Dans un arrêt rendu le 9 juillet dernier, la Cour européenne des droits de l’homme (CEDH) précise sa jurisprudence en matière de regroupement familial. Le fait, pour un Etat, d’imposer un délai de 3 ans aux réfugiés sous protection temporaire avant de pouvoir exercer leur droit au regroupement familial, sans procéder à une appréciation au cas par cas, est contraire à la Convention européenne des droits de l’Homme, juge la CEDH.
En l’espèce, un Syrien avait fui son pays et demandé l’asile au Danemark. Le service de l’immigration lui avait accordé le bénéfice de la « protection temporaire », spécifique au droit danois. Sa demande de statut de protection lui fut refusée car il n’avait pas été « individuellement persécuté lors de son séjour à Damas », avait précisé la commission danoise de recours des réfugiés. En parallèle, en novembre 2015, sa demande à bénéficier d’un regroupement familial avec sa femme lui avait été refusée au motif qu’il n’était pas titulaire d’un titre de séjour depuis au moins 3 ans. La décision fut confirmée tout au long de la procédure judiciaire et, pour finir, par la Cour suprême danoise.
Pour la CEDH, le délai d’attente de 3 ans « représente une longue période pendant laquelle une famille sera séparée », d’autant qu’elle « n’inclut pas la durée du périple lui-même ». Si elle ne remet pas en cause le principe de ce délai ni la distinction entre les bénéficiaires du statut de protection temporaire et les réfugiés en tant que tels, qui ne sont pas soumis au délai, la CEDH estime que les dispositions danoises en vigueur violent l’article 8 de la Convention.

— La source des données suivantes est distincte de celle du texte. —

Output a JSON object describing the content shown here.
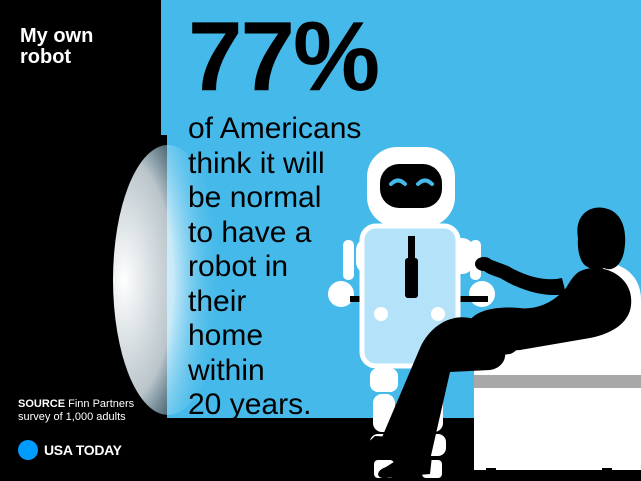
{
  "title_line1": "My own",
  "title_line2": "robot",
  "source_label": "SOURCE",
  "source_text_line1": "Finn Partners",
  "source_text_line2": "survey of 1,000 adults",
  "logo_text": "USA TODAY",
  "stat_value": "77%",
  "statement_lines": [
    "of Americans",
    "think it will",
    "be normal",
    "to have a",
    "robot in",
    "their",
    "home",
    "within",
    "20 years."
  ],
  "colors": {
    "background": "#45b9e9",
    "sidebar": "#000000",
    "logo_dot": "#009bff"
  }
}
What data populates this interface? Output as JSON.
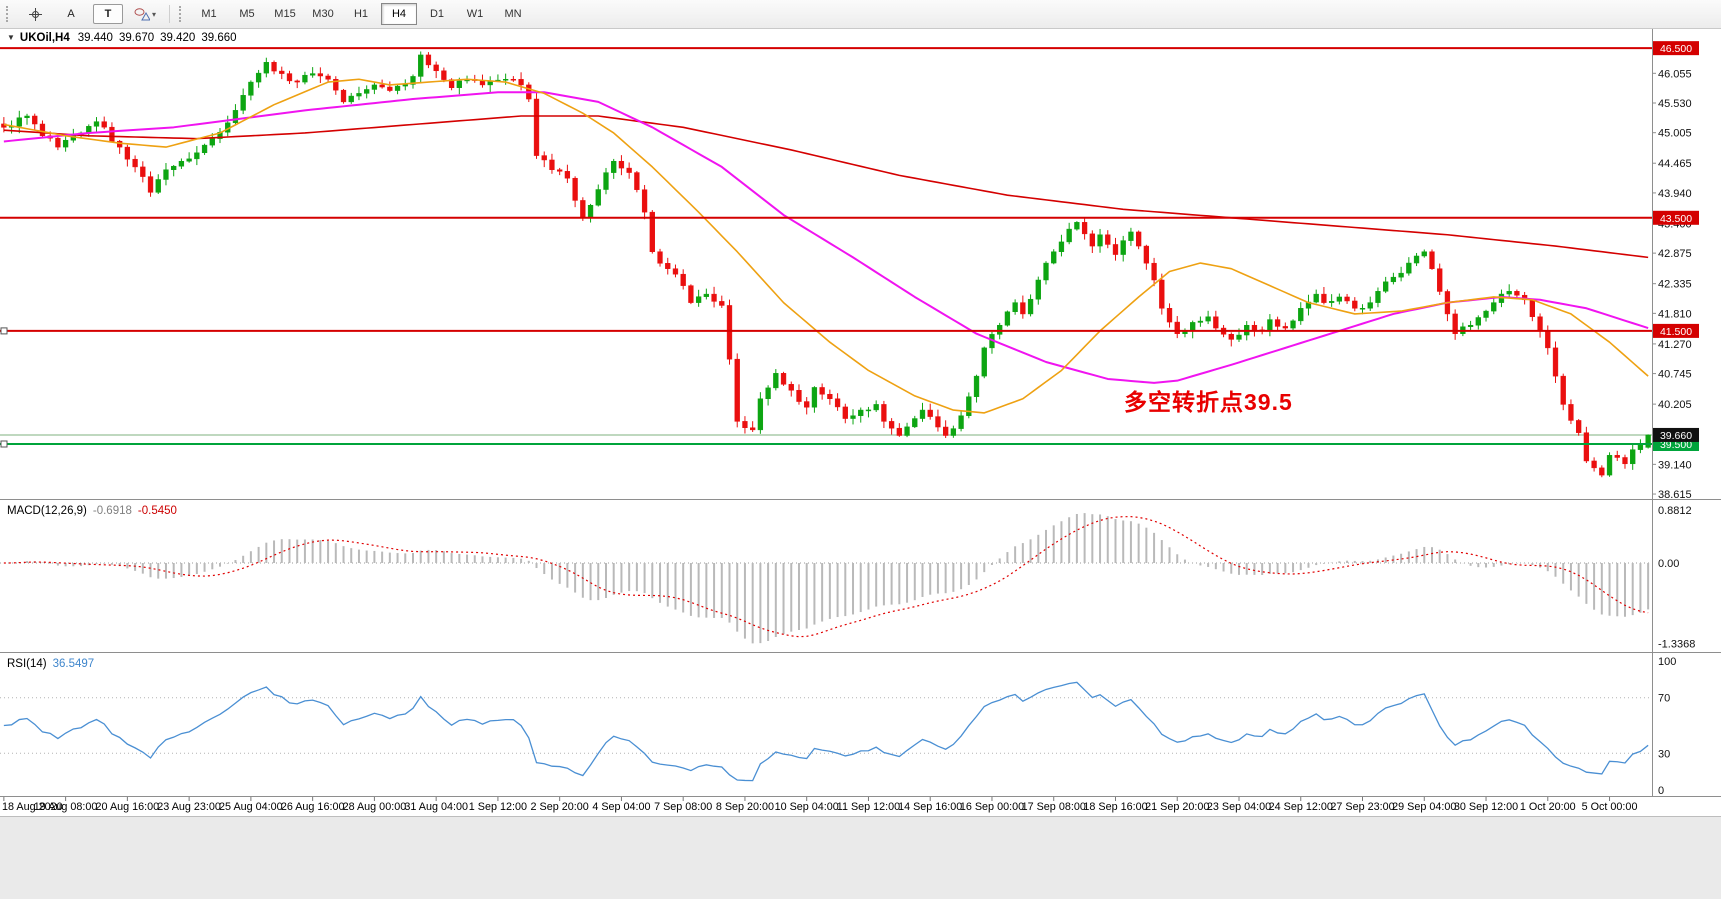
{
  "toolbar": {
    "label_tool": "A",
    "text_tool": "T",
    "timeframes": [
      "M1",
      "M5",
      "M15",
      "M30",
      "H1",
      "H4",
      "D1",
      "W1",
      "MN"
    ],
    "active_timeframe": "H4"
  },
  "info_line": {
    "expander": "▼",
    "symbol": "UKOil,H4",
    "open": "39.440",
    "high": "39.670",
    "low": "39.420",
    "close": "39.660"
  },
  "annotation": {
    "text": "多空转折点39.5",
    "color": "#e80000"
  },
  "indicators": {
    "macd": {
      "label": "MACD(12,26,9)",
      "value": "-0.6918",
      "signal": "-0.5450",
      "scale_top": "0.8812",
      "scale_zero": "0.00",
      "scale_bottom": "-1.3368"
    },
    "rsi": {
      "label": "RSI(14)",
      "value": "36.5497",
      "levels": [
        70,
        30
      ],
      "scale": [
        "100",
        "70",
        "30",
        "0"
      ]
    }
  },
  "colors": {
    "up": "#0da512",
    "down": "#ea0f0f",
    "bid_line": "#7fb07f",
    "macd_hist": "#b9b9b9",
    "macd_signal": "#e00000",
    "rsi": "#4a8fd3"
  },
  "chart_data": {
    "type": "candlestick",
    "symbol": "UKOil",
    "timeframe": "H4",
    "bars": 214,
    "last_candle": {
      "open": 39.44,
      "high": 39.67,
      "low": 39.42,
      "close": 39.66
    },
    "bid": {
      "price": 39.66,
      "label": "39.660"
    },
    "horizontal_lines": [
      {
        "price": 46.5,
        "label": "46.500",
        "color": "#d40000",
        "handle": false
      },
      {
        "price": 43.5,
        "label": "43.500",
        "color": "#d40000",
        "handle": false
      },
      {
        "price": 41.5,
        "label": "41.500",
        "color": "#d40000",
        "handle": true
      },
      {
        "price": 39.5,
        "label": "39.500",
        "color": "#00a43b",
        "handle": true
      }
    ],
    "y_ticks": [
      "46.055",
      "45.530",
      "45.005",
      "44.465",
      "43.940",
      "43.400",
      "42.875",
      "42.335",
      "41.810",
      "41.270",
      "40.745",
      "40.205",
      "39.140",
      "38.615"
    ],
    "x_label_step": 8,
    "x_labels": [
      "18 Aug 2020",
      "19 Aug 08:00",
      "20 Aug 16:00",
      "23 Aug 23:00",
      "25 Aug 04:00",
      "26 Aug 16:00",
      "28 Aug 00:00",
      "31 Aug 04:00",
      "1 Sep 12:00",
      "2 Sep 20:00",
      "4 Sep 04:00",
      "7 Sep 08:00",
      "8 Sep 20:00",
      "10 Sep 04:00",
      "11 Sep 12:00",
      "14 Sep 16:00",
      "16 Sep 00:00",
      "17 Sep 08:00",
      "18 Sep 16:00",
      "21 Sep 20:00",
      "23 Sep 04:00",
      "24 Sep 12:00",
      "27 Sep 23:00",
      "29 Sep 04:00",
      "30 Sep 12:00",
      "1 Oct 20:00",
      "5 Oct 00:00"
    ],
    "price_keypoints": [
      [
        0,
        45.1
      ],
      [
        3,
        45.3
      ],
      [
        5,
        44.95
      ],
      [
        7,
        44.75
      ],
      [
        10,
        45.0
      ],
      [
        12,
        45.2
      ],
      [
        15,
        44.75
      ],
      [
        17,
        44.4
      ],
      [
        19,
        43.95
      ],
      [
        21,
        44.35
      ],
      [
        23,
        44.5
      ],
      [
        25,
        44.65
      ],
      [
        27,
        44.9
      ],
      [
        30,
        45.4
      ],
      [
        32,
        45.9
      ],
      [
        34,
        46.25
      ],
      [
        36,
        46.05
      ],
      [
        38,
        45.9
      ],
      [
        40,
        46.05
      ],
      [
        42,
        45.95
      ],
      [
        44,
        45.55
      ],
      [
        46,
        45.7
      ],
      [
        48,
        45.85
      ],
      [
        50,
        45.75
      ],
      [
        53,
        46.0
      ],
      [
        54,
        46.38
      ],
      [
        56,
        46.1
      ],
      [
        58,
        45.8
      ],
      [
        60,
        45.95
      ],
      [
        62,
        45.85
      ],
      [
        65,
        45.95
      ],
      [
        67,
        45.85
      ],
      [
        68,
        45.6
      ],
      [
        69,
        44.6
      ],
      [
        71,
        44.35
      ],
      [
        73,
        44.2
      ],
      [
        75,
        43.5
      ],
      [
        77,
        44.0
      ],
      [
        79,
        44.5
      ],
      [
        81,
        44.3
      ],
      [
        83,
        43.6
      ],
      [
        84,
        42.9
      ],
      [
        86,
        42.6
      ],
      [
        88,
        42.3
      ],
      [
        89,
        42.0
      ],
      [
        91,
        42.15
      ],
      [
        93,
        41.95
      ],
      [
        94,
        41.0
      ],
      [
        95,
        39.9
      ],
      [
        97,
        39.75
      ],
      [
        98,
        40.3
      ],
      [
        100,
        40.75
      ],
      [
        102,
        40.45
      ],
      [
        104,
        40.15
      ],
      [
        105,
        40.5
      ],
      [
        107,
        40.3
      ],
      [
        109,
        39.95
      ],
      [
        111,
        40.1
      ],
      [
        113,
        40.2
      ],
      [
        114,
        39.9
      ],
      [
        116,
        39.65
      ],
      [
        118,
        39.95
      ],
      [
        119,
        40.1
      ],
      [
        121,
        39.8
      ],
      [
        122,
        39.65
      ],
      [
        124,
        40.0
      ],
      [
        126,
        40.7
      ],
      [
        127,
        41.2
      ],
      [
        129,
        41.6
      ],
      [
        131,
        42.0
      ],
      [
        132,
        41.8
      ],
      [
        134,
        42.4
      ],
      [
        136,
        42.9
      ],
      [
        138,
        43.3
      ],
      [
        139,
        43.42
      ],
      [
        141,
        43.0
      ],
      [
        142,
        43.2
      ],
      [
        144,
        42.85
      ],
      [
        146,
        43.25
      ],
      [
        147,
        43.0
      ],
      [
        149,
        42.4
      ],
      [
        150,
        41.9
      ],
      [
        152,
        41.45
      ],
      [
        154,
        41.65
      ],
      [
        156,
        41.75
      ],
      [
        157,
        41.55
      ],
      [
        159,
        41.35
      ],
      [
        161,
        41.6
      ],
      [
        163,
        41.5
      ],
      [
        164,
        41.7
      ],
      [
        166,
        41.55
      ],
      [
        168,
        41.9
      ],
      [
        170,
        42.15
      ],
      [
        171,
        42.0
      ],
      [
        173,
        42.1
      ],
      [
        175,
        41.9
      ],
      [
        177,
        42.0
      ],
      [
        178,
        42.2
      ],
      [
        180,
        42.45
      ],
      [
        182,
        42.7
      ],
      [
        184,
        42.9
      ],
      [
        185,
        42.6
      ],
      [
        187,
        41.8
      ],
      [
        188,
        41.45
      ],
      [
        190,
        41.6
      ],
      [
        192,
        41.85
      ],
      [
        193,
        42.0
      ],
      [
        195,
        42.2
      ],
      [
        197,
        42.05
      ],
      [
        198,
        41.75
      ],
      [
        200,
        41.2
      ],
      [
        201,
        40.7
      ],
      [
        202,
        40.2
      ],
      [
        204,
        39.7
      ],
      [
        205,
        39.2
      ],
      [
        207,
        38.95
      ],
      [
        208,
        39.3
      ],
      [
        210,
        39.15
      ],
      [
        211,
        39.4
      ],
      [
        213,
        39.66
      ]
    ],
    "moving_averages": [
      {
        "name": "ma-slow",
        "color": "#d40000",
        "width": 1.6,
        "points": [
          [
            0,
            45.05
          ],
          [
            11,
            44.95
          ],
          [
            25,
            44.9
          ],
          [
            39,
            45.0
          ],
          [
            53,
            45.15
          ],
          [
            67,
            45.3
          ],
          [
            77,
            45.3
          ],
          [
            88,
            45.1
          ],
          [
            102,
            44.7
          ],
          [
            116,
            44.25
          ],
          [
            130,
            43.9
          ],
          [
            145,
            43.65
          ],
          [
            159,
            43.5
          ],
          [
            173,
            43.35
          ],
          [
            187,
            43.2
          ],
          [
            201,
            43.0
          ],
          [
            213,
            42.8
          ]
        ]
      },
      {
        "name": "ma-mid",
        "color": "#f014f0",
        "width": 2,
        "points": [
          [
            0,
            44.85
          ],
          [
            11,
            45.0
          ],
          [
            22,
            45.1
          ],
          [
            39,
            45.4
          ],
          [
            53,
            45.6
          ],
          [
            64,
            45.72
          ],
          [
            70,
            45.72
          ],
          [
            77,
            45.55
          ],
          [
            84,
            45.1
          ],
          [
            93,
            44.4
          ],
          [
            101,
            43.55
          ],
          [
            110,
            42.8
          ],
          [
            118,
            42.1
          ],
          [
            126,
            41.45
          ],
          [
            135,
            40.95
          ],
          [
            143,
            40.65
          ],
          [
            149,
            40.58
          ],
          [
            152,
            40.62
          ],
          [
            159,
            40.9
          ],
          [
            166,
            41.2
          ],
          [
            173,
            41.5
          ],
          [
            180,
            41.8
          ],
          [
            187,
            42.0
          ],
          [
            194,
            42.1
          ],
          [
            199,
            42.05
          ],
          [
            205,
            41.9
          ],
          [
            213,
            41.55
          ]
        ]
      },
      {
        "name": "ma-fast",
        "color": "#eea112",
        "width": 1.6,
        "points": [
          [
            0,
            45.15
          ],
          [
            8,
            44.95
          ],
          [
            15,
            44.82
          ],
          [
            21,
            44.75
          ],
          [
            28,
            45.0
          ],
          [
            35,
            45.5
          ],
          [
            42,
            45.9
          ],
          [
            46,
            45.95
          ],
          [
            50,
            45.85
          ],
          [
            55,
            45.9
          ],
          [
            60,
            45.95
          ],
          [
            65,
            45.9
          ],
          [
            70,
            45.7
          ],
          [
            75,
            45.35
          ],
          [
            79,
            45.0
          ],
          [
            84,
            44.4
          ],
          [
            90,
            43.6
          ],
          [
            95,
            42.9
          ],
          [
            101,
            42.0
          ],
          [
            107,
            41.3
          ],
          [
            112,
            40.8
          ],
          [
            118,
            40.35
          ],
          [
            123,
            40.1
          ],
          [
            127,
            40.05
          ],
          [
            132,
            40.3
          ],
          [
            137,
            40.8
          ],
          [
            142,
            41.5
          ],
          [
            147,
            42.1
          ],
          [
            151,
            42.55
          ],
          [
            155,
            42.7
          ],
          [
            159,
            42.6
          ],
          [
            164,
            42.3
          ],
          [
            169,
            42.0
          ],
          [
            175,
            41.8
          ],
          [
            181,
            41.85
          ],
          [
            187,
            42.0
          ],
          [
            193,
            42.1
          ],
          [
            198,
            42.05
          ],
          [
            203,
            41.8
          ],
          [
            208,
            41.3
          ],
          [
            213,
            40.7
          ]
        ]
      }
    ]
  }
}
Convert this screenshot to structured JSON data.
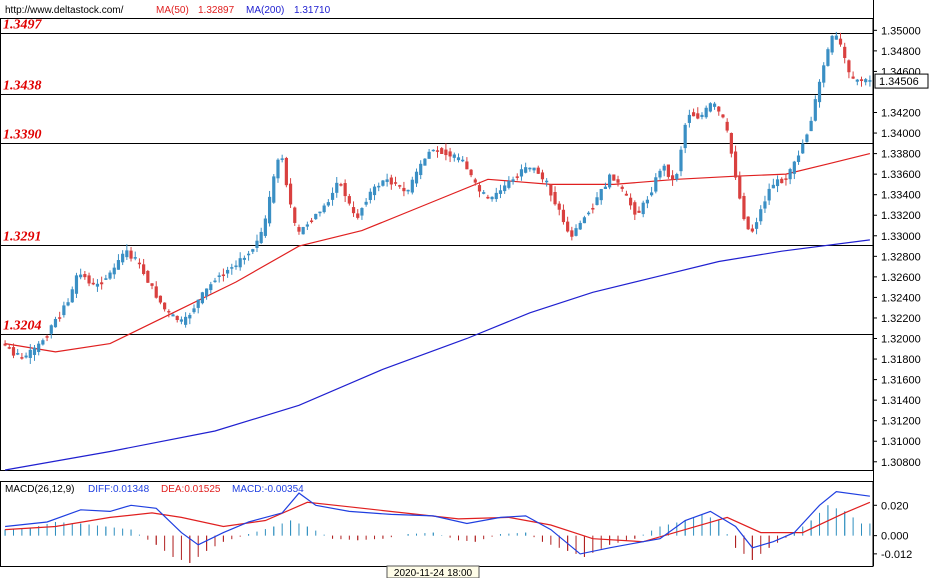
{
  "header": {
    "url": "http://www.deltastock.com/",
    "ma50_label": "MA(50)",
    "ma50_value": "1.32897",
    "ma200_label": "MA(200)",
    "ma200_value": "1.31710"
  },
  "colors": {
    "up_candle": "#3a8fc4",
    "down_candle": "#d9403f",
    "ma50": "#e02020",
    "ma200": "#2020d0",
    "level_text": "#e00000",
    "macd_diff": "#1f3fe0",
    "macd_dea": "#e02020"
  },
  "chart_data": [
    {
      "type": "candlestick",
      "ylim": [
        1.3072,
        1.3512
      ],
      "y_ticks": [
        "1.35000",
        "1.34800",
        "1.34600",
        "1.34200",
        "1.34000",
        "1.33800",
        "1.33600",
        "1.33400",
        "1.33200",
        "1.33000",
        "1.32800",
        "1.32600",
        "1.32400",
        "1.32200",
        "1.32000",
        "1.31800",
        "1.31600",
        "1.31400",
        "1.31200",
        "1.31000",
        "1.30800"
      ],
      "current_price": "1.34506",
      "levels": [
        {
          "label": "1.3497",
          "value": 1.3497
        },
        {
          "label": "1.3438",
          "value": 1.3438
        },
        {
          "label": "1.3390",
          "value": 1.339
        },
        {
          "label": "1.3291",
          "value": 1.3291
        },
        {
          "label": "1.3204",
          "value": 1.3204
        }
      ],
      "price_path": [
        [
          0,
          1.3195
        ],
        [
          4,
          1.318
        ],
        [
          8,
          1.319
        ],
        [
          12,
          1.3215
        ],
        [
          16,
          1.324
        ],
        [
          18,
          1.3265
        ],
        [
          22,
          1.325
        ],
        [
          26,
          1.3265
        ],
        [
          29,
          1.3285
        ],
        [
          32,
          1.3275
        ],
        [
          36,
          1.3245
        ],
        [
          39,
          1.3225
        ],
        [
          43,
          1.3215
        ],
        [
          47,
          1.324
        ],
        [
          51,
          1.326
        ],
        [
          55,
          1.327
        ],
        [
          59,
          1.3285
        ],
        [
          62,
          1.3305
        ],
        [
          64,
          1.3345
        ],
        [
          66,
          1.3385
        ],
        [
          68,
          1.334
        ],
        [
          70,
          1.33
        ],
        [
          73,
          1.3315
        ],
        [
          77,
          1.333
        ],
        [
          80,
          1.3355
        ],
        [
          82,
          1.3335
        ],
        [
          84,
          1.3315
        ],
        [
          87,
          1.334
        ],
        [
          91,
          1.3355
        ],
        [
          94,
          1.335
        ],
        [
          96,
          1.334
        ],
        [
          99,
          1.3365
        ],
        [
          102,
          1.3385
        ],
        [
          106,
          1.338
        ],
        [
          110,
          1.337
        ],
        [
          113,
          1.3345
        ],
        [
          116,
          1.3335
        ],
        [
          120,
          1.335
        ],
        [
          124,
          1.3365
        ],
        [
          127,
          1.3365
        ],
        [
          130,
          1.3345
        ],
        [
          133,
          1.332
        ],
        [
          135,
          1.3298
        ],
        [
          138,
          1.3315
        ],
        [
          142,
          1.334
        ],
        [
          145,
          1.336
        ],
        [
          148,
          1.334
        ],
        [
          151,
          1.332
        ],
        [
          154,
          1.334
        ],
        [
          157,
          1.337
        ],
        [
          160,
          1.335
        ],
        [
          163,
          1.342
        ],
        [
          166,
          1.3415
        ],
        [
          169,
          1.343
        ],
        [
          172,
          1.341
        ],
        [
          174,
          1.337
        ],
        [
          176,
          1.3325
        ],
        [
          178,
          1.33
        ],
        [
          180,
          1.332
        ],
        [
          183,
          1.335
        ],
        [
          186,
          1.3355
        ],
        [
          188,
          1.3365
        ],
        [
          190,
          1.3385
        ],
        [
          192,
          1.3405
        ],
        [
          194,
          1.344
        ],
        [
          196,
          1.3475
        ],
        [
          198,
          1.3498
        ],
        [
          200,
          1.348
        ],
        [
          202,
          1.345
        ],
        [
          204,
          1.3452
        ],
        [
          206,
          1.345
        ]
      ],
      "ma50_path": [
        [
          0,
          1.3195
        ],
        [
          12,
          1.3187
        ],
        [
          25,
          1.3195
        ],
        [
          40,
          1.3225
        ],
        [
          55,
          1.3255
        ],
        [
          70,
          1.329
        ],
        [
          85,
          1.3305
        ],
        [
          100,
          1.333
        ],
        [
          115,
          1.3355
        ],
        [
          130,
          1.335
        ],
        [
          145,
          1.335
        ],
        [
          160,
          1.3355
        ],
        [
          174,
          1.3358
        ],
        [
          186,
          1.336
        ],
        [
          196,
          1.337
        ],
        [
          206,
          1.338
        ]
      ],
      "ma200_path": [
        [
          0,
          1.3072
        ],
        [
          25,
          1.309
        ],
        [
          50,
          1.311
        ],
        [
          70,
          1.3135
        ],
        [
          90,
          1.317
        ],
        [
          110,
          1.32
        ],
        [
          125,
          1.3225
        ],
        [
          140,
          1.3245
        ],
        [
          155,
          1.326
        ],
        [
          170,
          1.3275
        ],
        [
          185,
          1.3285
        ],
        [
          206,
          1.3296
        ]
      ]
    },
    {
      "type": "bar+line",
      "title": "MACD(26,12,9)",
      "diff_label": "DIFF:0.01348",
      "dea_label": "DEA:0.01525",
      "macd_label": "MACD:-0.00354",
      "ylim": [
        -0.02,
        0.036
      ],
      "y_ticks": [
        "0.020",
        "0.000",
        "-0.012"
      ],
      "diff_path": [
        [
          0,
          0.006
        ],
        [
          10,
          0.009
        ],
        [
          18,
          0.017
        ],
        [
          25,
          0.016
        ],
        [
          30,
          0.02
        ],
        [
          36,
          0.018
        ],
        [
          42,
          0.002
        ],
        [
          46,
          -0.006
        ],
        [
          52,
          0.002
        ],
        [
          58,
          0.009
        ],
        [
          66,
          0.015
        ],
        [
          70,
          0.028
        ],
        [
          74,
          0.02
        ],
        [
          82,
          0.016
        ],
        [
          92,
          0.014
        ],
        [
          102,
          0.013
        ],
        [
          110,
          0.008
        ],
        [
          118,
          0.012
        ],
        [
          124,
          0.013
        ],
        [
          130,
          0.004
        ],
        [
          137,
          -0.012
        ],
        [
          144,
          -0.008
        ],
        [
          150,
          -0.005
        ],
        [
          156,
          -0.002
        ],
        [
          162,
          0.01
        ],
        [
          168,
          0.016
        ],
        [
          174,
          0.006
        ],
        [
          178,
          -0.008
        ],
        [
          183,
          -0.004
        ],
        [
          188,
          0.002
        ],
        [
          194,
          0.02
        ],
        [
          198,
          0.029
        ],
        [
          206,
          0.026
        ]
      ],
      "dea_path": [
        [
          0,
          0.004
        ],
        [
          12,
          0.006
        ],
        [
          25,
          0.012
        ],
        [
          35,
          0.015
        ],
        [
          42,
          0.012
        ],
        [
          52,
          0.006
        ],
        [
          62,
          0.01
        ],
        [
          72,
          0.022
        ],
        [
          82,
          0.019
        ],
        [
          95,
          0.015
        ],
        [
          108,
          0.011
        ],
        [
          120,
          0.012
        ],
        [
          130,
          0.007
        ],
        [
          140,
          -0.002
        ],
        [
          152,
          -0.004
        ],
        [
          162,
          0.004
        ],
        [
          172,
          0.012
        ],
        [
          180,
          0.002
        ],
        [
          190,
          0.002
        ],
        [
          200,
          0.015
        ],
        [
          206,
          0.022
        ]
      ],
      "hist": [
        [
          0,
          0.004
        ],
        [
          6,
          0.005
        ],
        [
          12,
          0.009
        ],
        [
          18,
          0.008
        ],
        [
          24,
          0.006
        ],
        [
          30,
          0.004
        ],
        [
          36,
          -0.006
        ],
        [
          40,
          -0.014
        ],
        [
          44,
          -0.018
        ],
        [
          48,
          -0.01
        ],
        [
          52,
          -0.004
        ],
        [
          58,
          0.001
        ],
        [
          64,
          0.006
        ],
        [
          68,
          0.01
        ],
        [
          72,
          0.006
        ],
        [
          78,
          -0.002
        ],
        [
          84,
          -0.003
        ],
        [
          90,
          -0.002
        ],
        [
          96,
          0.001
        ],
        [
          102,
          0.002
        ],
        [
          108,
          -0.003
        ],
        [
          112,
          -0.004
        ],
        [
          118,
          0.001
        ],
        [
          124,
          0.002
        ],
        [
          128,
          -0.004
        ],
        [
          134,
          -0.01
        ],
        [
          138,
          -0.014
        ],
        [
          144,
          -0.006
        ],
        [
          150,
          -0.002
        ],
        [
          156,
          0.006
        ],
        [
          162,
          0.01
        ],
        [
          166,
          0.014
        ],
        [
          170,
          0.01
        ],
        [
          174,
          -0.008
        ],
        [
          178,
          -0.016
        ],
        [
          182,
          -0.008
        ],
        [
          188,
          0.002
        ],
        [
          192,
          0.01
        ],
        [
          196,
          0.02
        ],
        [
          200,
          0.016
        ],
        [
          204,
          0.008
        ]
      ]
    }
  ],
  "footer": {
    "timestamp": "2020-11-24 18:00"
  }
}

En effet, le fait d’imposer un délai sans appréciation individualisée conduit à un déséquilibre entre les besoins de l’individu et le bien-être économique du pays, raison pour laquelle ce délai a été instauré au Danemark.
La demande de regroupement familial a été finalement acceptée en octobre 2018.
CEDH, 9 juillet 2021, n° 6697/18, M.A. c/ Danemark.